Alana diam, menyorot pada rambut Rigelia Andanu yang sangat basah, meski tidak meneteskan air.

"Itu keringet, atau air?" tanya Alana lurus menatap kepala Rigel. Terutama pada rambut Rigel yang masih mengkilap oleh air atau entah keringat.

"Aku abis main bola, terus mandi di toilet sekolah. Pak parfum kok, seragam aku juga bersih karena tadi aku main bola pake kaos yang aku bawa," jelas Rigel sebelum Alana menyuruhnya menjauh. Karena Rigel tahu, gadis itu benci kotor, tidak suka keringat.

Alana tak merespon apapun, kecuali berkedip menatap Rigel yang berdiri tanpa berniat pergi dari sisinya sekarang.

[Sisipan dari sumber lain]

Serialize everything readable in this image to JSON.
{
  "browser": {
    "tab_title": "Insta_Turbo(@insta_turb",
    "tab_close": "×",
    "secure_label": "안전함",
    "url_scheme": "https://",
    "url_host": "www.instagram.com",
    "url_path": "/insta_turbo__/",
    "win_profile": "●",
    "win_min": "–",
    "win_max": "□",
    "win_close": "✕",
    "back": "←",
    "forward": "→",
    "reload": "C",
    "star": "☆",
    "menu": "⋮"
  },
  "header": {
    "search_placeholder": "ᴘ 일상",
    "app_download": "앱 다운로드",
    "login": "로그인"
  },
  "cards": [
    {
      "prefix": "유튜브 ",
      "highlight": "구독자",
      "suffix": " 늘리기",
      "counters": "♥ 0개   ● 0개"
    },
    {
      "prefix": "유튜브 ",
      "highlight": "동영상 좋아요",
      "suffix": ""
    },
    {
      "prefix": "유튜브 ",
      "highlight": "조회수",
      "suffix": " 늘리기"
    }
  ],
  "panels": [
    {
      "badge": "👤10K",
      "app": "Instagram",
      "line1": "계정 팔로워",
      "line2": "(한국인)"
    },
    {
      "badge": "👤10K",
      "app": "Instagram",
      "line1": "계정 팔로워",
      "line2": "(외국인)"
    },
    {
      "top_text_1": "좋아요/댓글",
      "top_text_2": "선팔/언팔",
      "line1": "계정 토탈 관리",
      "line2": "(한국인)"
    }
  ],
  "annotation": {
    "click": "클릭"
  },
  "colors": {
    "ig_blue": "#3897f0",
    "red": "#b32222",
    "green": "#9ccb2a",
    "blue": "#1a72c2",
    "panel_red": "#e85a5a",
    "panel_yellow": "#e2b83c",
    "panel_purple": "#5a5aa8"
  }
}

Keheningan di sana, kehadiran Rigel yang tetap diam bersamanya di keheningan itu, mengusik Alana untuk sekedar bersuara mengunggah kegundahannya beberapa hari ke belakang.

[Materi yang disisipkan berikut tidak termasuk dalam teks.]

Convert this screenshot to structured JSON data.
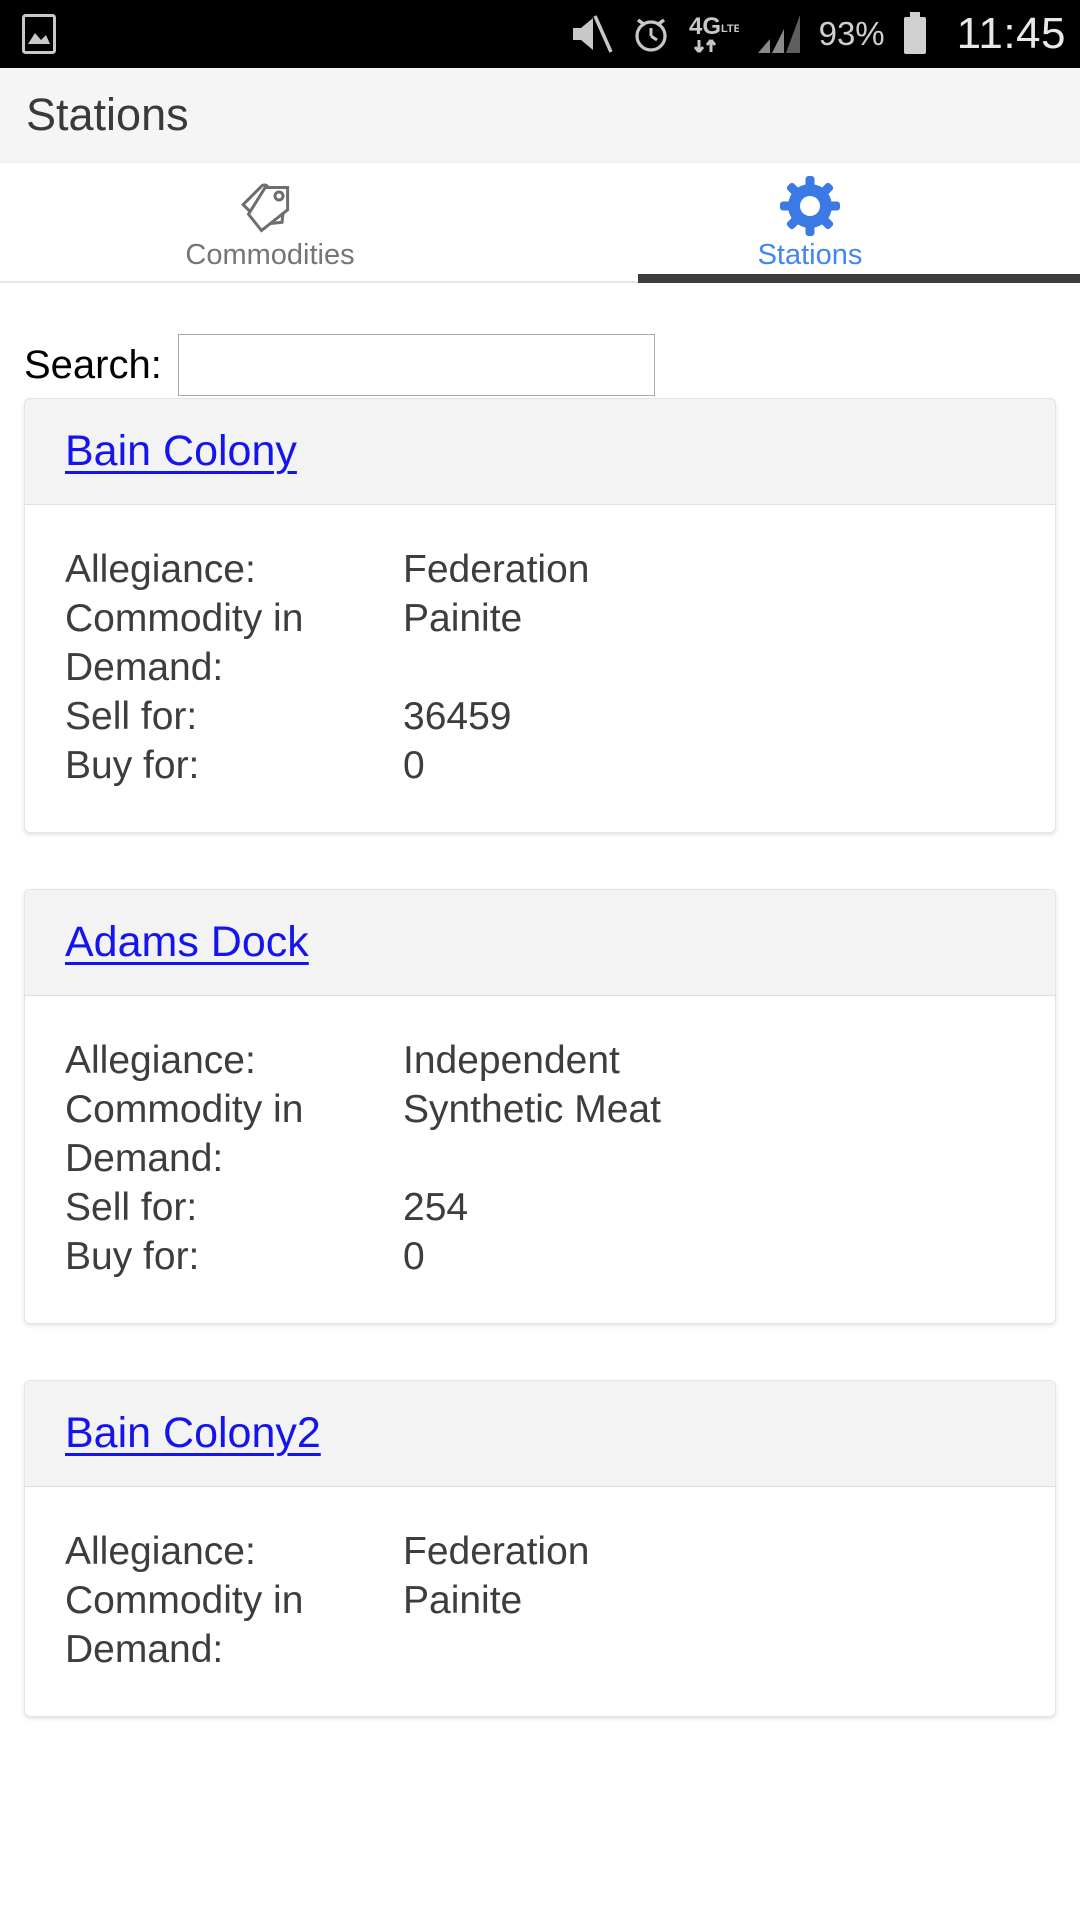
{
  "status_bar": {
    "icons_left": [
      "image-icon"
    ],
    "icons_right": [
      "volume-mute-icon",
      "alarm-clock-icon",
      "network-4g-lte-icon",
      "signal-bars-icon",
      "battery-icon"
    ],
    "battery_percent": "93%",
    "clock": "11:45"
  },
  "app_bar": {
    "title": "Stations"
  },
  "tabs": [
    {
      "label": "Commodities",
      "icon": "tag-icon",
      "active": false
    },
    {
      "label": "Stations",
      "icon": "gear-icon",
      "active": true
    }
  ],
  "search": {
    "label": "Search:",
    "value": "",
    "placeholder": ""
  },
  "colors": {
    "accent": "#4285f4",
    "link": "#1414ef",
    "indicator": "#3c3c3c",
    "header_bg": "#f5f5f5",
    "card_header_bg": "#f3f3f3",
    "text": "#3d3d3d"
  },
  "field_labels": {
    "allegiance": "Allegiance:",
    "commodity_in_demand": "Commodity in Demand:",
    "sell_for": "Sell for:",
    "buy_for": "Buy for:"
  },
  "stations": [
    {
      "name": "Bain Colony",
      "allegiance": "Federation",
      "commodity_in_demand": "Painite",
      "sell_for": "36459",
      "buy_for": "0"
    },
    {
      "name": "Adams Dock",
      "allegiance": "Independent",
      "commodity_in_demand": "Synthetic Meat",
      "sell_for": "254",
      "buy_for": "0"
    },
    {
      "name": "Bain Colony2",
      "allegiance": "Federation",
      "commodity_in_demand": "Painite",
      "sell_for": "",
      "buy_for": ""
    }
  ]
}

"Rigel," panggil Alana tanpa melihat ke arah orang yang ia sebut namanya.

Rigel menoleh menatap sisi wajah Alana, pada bibir kecil yang tampak lebih pucat dari biasanya ia lihat.

"Aku ketemu Mama."

"Hmm?" bingung Rigel masih belum menangkap maksud Alana.

"Beberapa hari lalu, aku ketemu Mama."

"Mama itu, maksudnya ... "

Kali ini Alana berbalik, menatap Rigel yang menatapnya masih tak paham.

"Orang yang ngelahirin aku. Mama yang itu."

Mulut Rigel terkatup begitu saja mendengarnya. Tatapannya jadi getar yang ketara sekali prihatin pada Alana.

Jika bagi orang lain, mungkin melihat seorang anak yang tak tahu siapa orang tuanya, lalu bertemu dengan mereka adalah sebuah kejadian baik, sebenernya jika boleh mewakilkan anak-anak itu, Rigel akan berkata itu tidak selalu jadi hal baik.

Memang rumit, tapi bertemu dengan seseorang yang meski membawamu ke dunia, namun berkemungkinan besar menyingkirkanmu dari hidupnya dengan segala cara, berharap kau tak ada, bahkan mungkin merasa hidupnya lebih baik tanpa dirimu, itu ... tak mengenakan.

Kemungkinan anak yang tak mengetahui orang tuanya karena dibuang jauh lebih tinggi dibanding karena hilang. Itu sebuah fakta yang harus dihadapi oleh anak-anak seperti dirinya dan Alana.

Pada saat ini, Rigel tidak mungkin bertanya apa Alana baik-baik saja, karena jika dirinya pun, ia tidak akan baik-baik saja sekarang.

"Lo udah tahu alasannya?"

Satu-satunya hal baik dari pertemuan anak yang tak tahu orang tuanya dengan orang tua kandung mereka, adalah mengetahui alasan kenapa mereka dibuang, meski itu juga tidak selalu baik.